In einem zweiten, mindestens ebenso bedeutsamen Urteil hat das EuG am 8.5.2024 in der Rechtssache Izuzquiza, Semsrott u. Wehrmeyer v. Parliament entschieden, dass Unionsbürgerinnen und -bürger der Zugang zu Informationen über die Diäten und Reisekosten erhalten können, die an Mitglieder des Europäischen Parlaments und ihre Mitarbeiter gezahlt werden (https://curia.europa.eu/juris/document/document.jsf?text=&docid=285849&pageIndex=0&doclang=en&mode=lst&dir=&occ=first&part=1&cid=443059). Hintergrund war der Fall eines griechischen Europaabgeordneten, der wegen der Mitgliedschaft in einer kriminellen Vereinigung in Griechenland inhaftiert ist, gleichwohl aber nach wie vor als Mitglied des Europaparlaments Diäten bezieht und seine Mitarbeiter Reisekosten abrechnen. Die Kläger wollten wissen, inwieweit das Europäische Parlament mit seinen Zahlungen in der Vergangenheit die kriminellen Aktivitäten des Abgeordneten zumindest indirekt mitfinanziert hat. Das Europäische Parlament hatte den Informationszugang mit dem Argument verweigert, die Antragsteller hätten kein öffentliches Interesse dargetan, wie es die Verordnung zum Datenschutz bei den EU-Institutionen vorausssetzt, bevor personenbezogene Daten von Parlamentariern an Dritte herausgegeben werden dürfen. Das EuG sah ein solches öffentliches Interesse dagegen als gegeben an, weil die Vermutung nicht fernliegt, dass die Diätenzahlungen und Reisekostenerstattungen im Zusammenhang mit den kriminellen Aktivitäten des Abgeordneten stehen können.

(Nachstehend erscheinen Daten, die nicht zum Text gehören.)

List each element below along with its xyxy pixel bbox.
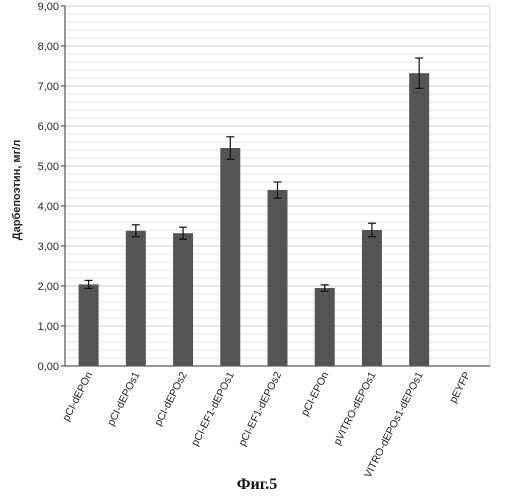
figure-caption: Фиг.5 (0, 476, 514, 494)
x-tick-label: pCI-EPOn (299, 370, 331, 418)
bar (409, 73, 429, 366)
x-tick-label: pCI-EF1-dEPOs1 (189, 370, 237, 448)
x-tick-label: pCI-dEPOs2 (152, 370, 190, 428)
bars (79, 73, 430, 366)
y-tick-label: 7,00 (38, 81, 59, 93)
y-tick-label: 6,00 (38, 121, 59, 133)
y-tick-label: 3,00 (38, 241, 59, 253)
x-tick-label: pCI-EF1-dEPOs2 (236, 370, 284, 448)
x-tick-label: pCI-dEPOs1 (105, 370, 143, 428)
bar (126, 231, 146, 366)
x-tick-label: pEYFP (447, 370, 473, 405)
y-tick-label: 4,00 (38, 201, 59, 213)
bar (315, 288, 335, 366)
bar (79, 284, 99, 366)
y-tick-label: 5,00 (38, 161, 59, 173)
y-tick-label: 1,00 (38, 321, 59, 333)
y-tick-label: 9,00 (38, 1, 59, 13)
y-tick-label: 2,00 (38, 281, 59, 293)
y-axis-label: Дарбепоэтин, мг/л (11, 140, 23, 240)
bar (173, 233, 193, 366)
x-tick-label: pVITRO-dEPOs1 (331, 370, 378, 447)
x-tick-label: pCI-dEPOn (60, 370, 95, 423)
bar (362, 230, 382, 366)
bar-chart: 0,00 1,00 2,00 3,00 4,00 5,00 6,00 7,00 8,00 9,00… (0, 0, 514, 476)
y-tick-label: 8,00 (38, 41, 59, 53)
y-tick-labels: 0,00 1,00 2,00 3,00 4,00 5,00 6,00 7,00 8,00 9,00 (38, 1, 65, 373)
x-tick-labels: pCI-dEPOnpCI-dEPOs1pCI-dEPOs2pCI-EF1-dEP… (60, 370, 473, 476)
bar (268, 190, 288, 366)
bar (220, 148, 240, 366)
y-tick-label: 0,00 (38, 361, 59, 373)
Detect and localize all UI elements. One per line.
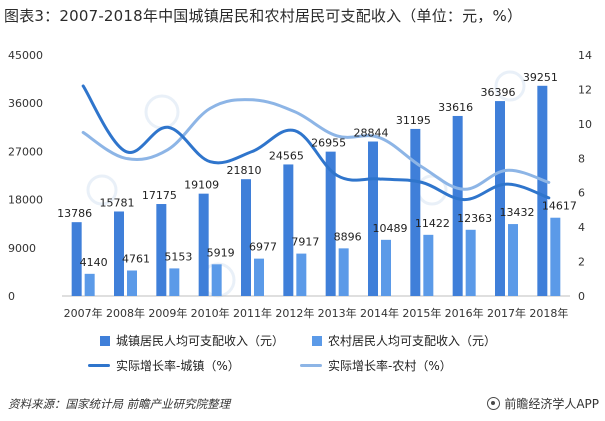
bar-rural	[211, 264, 222, 296]
x-tick-label: 2015年	[402, 306, 441, 320]
legend-label: 实际增长率-农村（%）	[328, 359, 452, 373]
brand-name: 前瞻经济学人APP	[504, 397, 599, 411]
bar-urban	[283, 164, 294, 296]
bar-rural	[296, 253, 307, 296]
brand-logo-icon	[487, 397, 501, 410]
data-label-urban: 36396	[481, 86, 516, 99]
data-label-rural: 4140	[80, 256, 108, 269]
bar-rural	[84, 273, 95, 296]
y-right-tick-label: 10	[578, 118, 592, 131]
bar-rural	[508, 224, 518, 296]
bar-rural	[169, 268, 180, 296]
x-tick-label: 2010年	[191, 306, 230, 320]
bar-rural	[338, 248, 349, 296]
legend-urban-bar: 城镇居民人均可支配收入（元）	[100, 332, 284, 349]
data-label-urban: 24565	[269, 149, 304, 162]
bar-urban	[325, 151, 336, 296]
legend-urban-line: 实际增长率-城镇（%）	[88, 357, 240, 374]
legend-label: 城镇居民人均可支配收入（元）	[116, 334, 285, 348]
y-left-tick-label: 36000	[8, 97, 43, 110]
y-left-tick-label: 9000	[8, 242, 36, 255]
bar-urban	[241, 179, 251, 296]
data-label-urban: 31195	[396, 114, 431, 127]
x-tick-label: 2013年	[318, 306, 357, 320]
y-right-tick-label: 4	[578, 221, 585, 234]
bar-rural	[381, 239, 391, 296]
x-tick-label: 2018年	[529, 306, 568, 320]
data-label-rural: 10489	[373, 222, 408, 235]
legend-rural-line: 实际增长率-农村（%）	[300, 357, 452, 374]
bar-rural	[465, 229, 476, 296]
data-label-urban: 21810	[227, 164, 262, 177]
data-label-urban: 15781	[100, 196, 135, 209]
data-label-urban: 26955	[311, 137, 346, 150]
x-tick-label: 2016年	[445, 306, 484, 320]
y-right-tick-label: 2	[578, 256, 585, 269]
bar-rural	[254, 258, 264, 296]
legend-rural-bar: 农村居民人均可支配收入（元）	[312, 332, 496, 349]
bar-urban	[495, 101, 505, 297]
bar-rural	[127, 270, 137, 296]
bar-urban	[368, 141, 378, 296]
bar-urban	[537, 85, 548, 296]
bar-urban	[114, 211, 124, 296]
data-label-rural: 14617	[542, 200, 577, 213]
legend-label: 农村居民人均可支配收入（元）	[328, 334, 497, 348]
x-tick-label: 2011年	[233, 306, 272, 320]
bar-rural	[423, 234, 434, 296]
y-left-tick-label: 0	[8, 290, 15, 303]
y-right-tick-label: 8	[578, 152, 585, 165]
y-right-tick-label: 14	[578, 49, 592, 62]
data-label-urban: 28844	[354, 127, 389, 140]
source-note: 资料来源：国家统计局 前瞻产业研究院整理	[8, 397, 231, 411]
y-left-tick-label: 45000	[8, 49, 43, 62]
page-title: 图表3：2007-2018年中国城镇居民和农村居民可支配收入（单位：元，%）	[4, 7, 523, 25]
y-right-tick-label: 6	[578, 187, 585, 200]
data-label-urban: 19109	[184, 179, 219, 192]
data-label-rural: 7917	[291, 236, 319, 249]
x-tick-label: 2017年	[487, 306, 526, 320]
data-label-urban: 39251	[523, 71, 558, 84]
data-label-rural: 13432	[500, 206, 535, 219]
bar-urban	[452, 115, 463, 296]
data-label-rural: 5919	[207, 246, 235, 259]
y-left-tick-label: 18000	[8, 194, 43, 207]
x-tick-label: 2007年	[64, 306, 103, 320]
data-label-urban: 13786	[57, 207, 92, 220]
y-right-tick-label: 0	[578, 290, 585, 303]
data-label-rural: 4761	[122, 253, 150, 266]
line-rural-growth	[81, 98, 551, 191]
data-label-rural: 8896	[334, 230, 362, 243]
x-tick-label: 2012年	[275, 306, 314, 320]
bar-urban	[410, 128, 421, 296]
data-label-urban: 17175	[142, 189, 177, 202]
legend-label: 实际增长率-城镇（%）	[116, 359, 240, 373]
legend-swatch	[100, 335, 110, 346]
brand: 前瞻经济学人APP	[487, 395, 599, 412]
data-label-rural: 11422	[415, 217, 450, 230]
data-label-rural: 6977	[249, 241, 277, 254]
y-right-tick-label: 12	[578, 83, 592, 96]
bar-urban	[71, 222, 82, 296]
line-urban-growth	[81, 84, 551, 202]
x-tick-label: 2014年	[360, 306, 399, 320]
data-label-rural: 5153	[164, 250, 192, 263]
data-label-rural: 12363	[457, 212, 492, 225]
x-tick-label: 2009年	[148, 306, 187, 320]
data-label-urban: 33616	[438, 101, 473, 114]
y-left-tick-label: 27000	[8, 145, 43, 158]
legend-swatch	[300, 364, 322, 367]
legend-swatch	[312, 335, 322, 346]
x-tick-label: 2008年	[106, 306, 145, 320]
bar-urban	[156, 204, 167, 296]
bar-rural	[550, 217, 561, 296]
bar-urban	[198, 193, 209, 296]
legend-swatch	[88, 364, 110, 367]
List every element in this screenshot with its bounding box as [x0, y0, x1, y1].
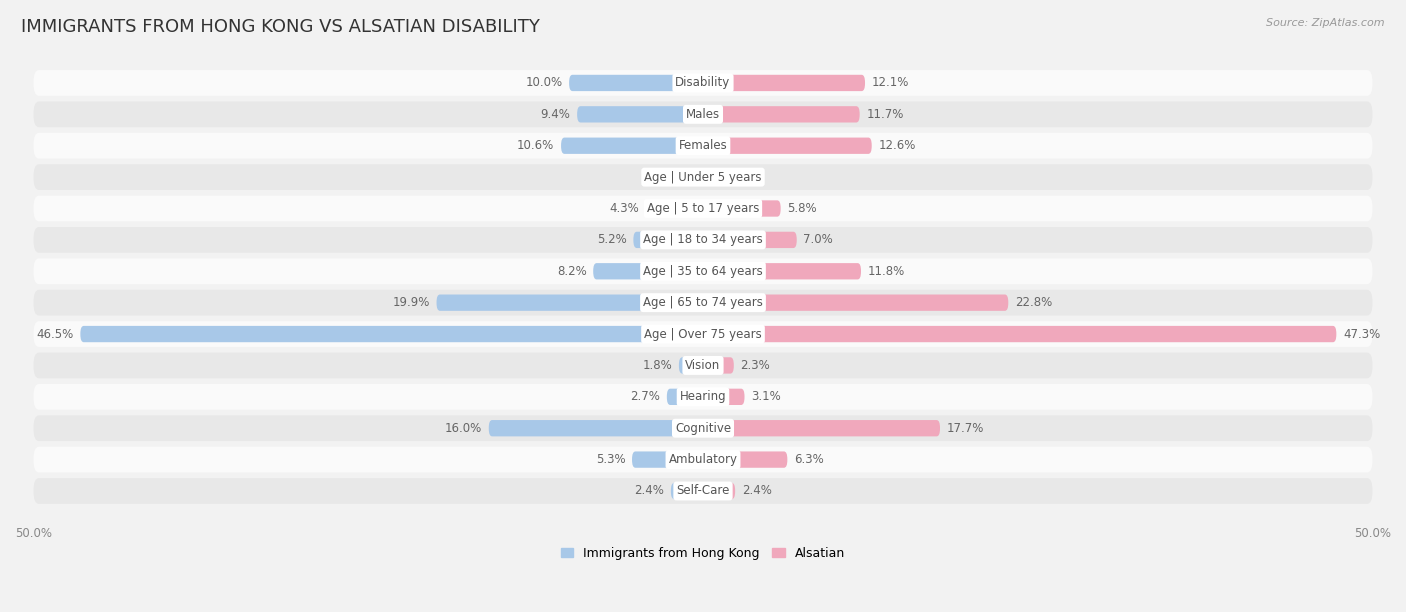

Diese zweite Entscheidung des Europäischen Gerichts ist aus zwei Gründen von besonderem Interesse: zum einen hat das Gericht in nachvollziehbarer Weise die vom Europäischen Parlament vorgenommene Abwägtung zwischen Datenschutz und Informationsfreiheit zugunsten der Informationsfreiheit korrigiert; zum anderen ist die Entscheidung bedeutsam angesichts der gegenwärtigen Ermittlungen gegen einen Mitarbeiter des Spitzenkandidaten der AfD für die Wahlen zum Europäischen Parlament 2024, der wegen Spionageverdachts in Untersuchungshaft sitzt.

Insgesamt illustrieren die genannten Entscheidungen des EuG, dass das Gericht bereit ist, das Recht auf Zugang zu EU-Dokumenten weiterzuentwickeln, während sowohl die Kommission als auch die Mitlgiedstaaten seit Jahren die vom Europaparlament geforderte Modernisierung der entsprechenden Verordnung 1049/2001 verhindern.